Teacher Librarian’s Role in Curriculum Development
Teacher Librarians can use their expertise as a teacher to join in with the curriculum planning process. They can listen to the plans being developed for programs and suggest points at which they can support and improve the learning process.
The teacher librarian can offer to support the program with physical resources, curated website collections, core text suggestion and research skills that they can teach. Their broad knowledge of learning across the school can contribute to curriculum mapping, connecting the work of individual subjects to facilitate interdisciplinary teaching opportunities. Kemp, J. (2017)
The benefits the school can obtain are the opportunities for teachers to work collaboratively with the teacher librarian. Librarians can work with staff to identify and locate appropriate resources to complement units of work within specific subject areas. They can also facilitate subject teachers in the development of resources for units of work.

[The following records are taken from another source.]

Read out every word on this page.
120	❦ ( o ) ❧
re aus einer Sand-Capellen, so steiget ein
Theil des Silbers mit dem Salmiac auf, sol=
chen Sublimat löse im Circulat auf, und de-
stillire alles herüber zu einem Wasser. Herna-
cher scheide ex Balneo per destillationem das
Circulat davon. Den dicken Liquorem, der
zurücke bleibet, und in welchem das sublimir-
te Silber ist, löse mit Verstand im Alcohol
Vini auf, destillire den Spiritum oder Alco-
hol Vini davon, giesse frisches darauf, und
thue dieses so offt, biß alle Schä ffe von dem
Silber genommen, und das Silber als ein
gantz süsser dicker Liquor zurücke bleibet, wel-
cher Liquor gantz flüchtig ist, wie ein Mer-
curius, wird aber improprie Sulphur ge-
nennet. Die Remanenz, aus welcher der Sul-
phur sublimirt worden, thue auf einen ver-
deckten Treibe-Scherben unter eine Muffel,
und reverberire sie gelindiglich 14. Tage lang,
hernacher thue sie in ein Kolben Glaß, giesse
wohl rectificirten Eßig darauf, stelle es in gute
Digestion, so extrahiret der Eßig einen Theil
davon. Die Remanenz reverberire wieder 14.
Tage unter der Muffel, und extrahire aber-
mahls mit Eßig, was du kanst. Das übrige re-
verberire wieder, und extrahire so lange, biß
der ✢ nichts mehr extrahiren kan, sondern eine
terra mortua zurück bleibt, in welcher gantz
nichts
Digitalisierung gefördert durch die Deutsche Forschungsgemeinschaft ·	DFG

As part of maintaining the library collection teacher librarian can identify and locate new resources to support the curriculum and provide recommendations to teachers.
The school principal should expect that teachers would work collaboratively to plan units of work with the teacher librarian. The principal should support the teacher librarian’s vision to improve student outcomes across the school and advocate for the role of the library in the school.
The most effective support for curriculum development comes through collaboration between teachers and teacher librarians. Students are disadvantaged in schools that exclude this process in curriculum development. Teacher librarians help integrate technology as information specialists and use this knowledge to differentiate the curriculum for students. Without using the experience and expertise of the teacher librarian students are disadvantaged in their access to technology, resources, core subject texts, curated website collections and research skills.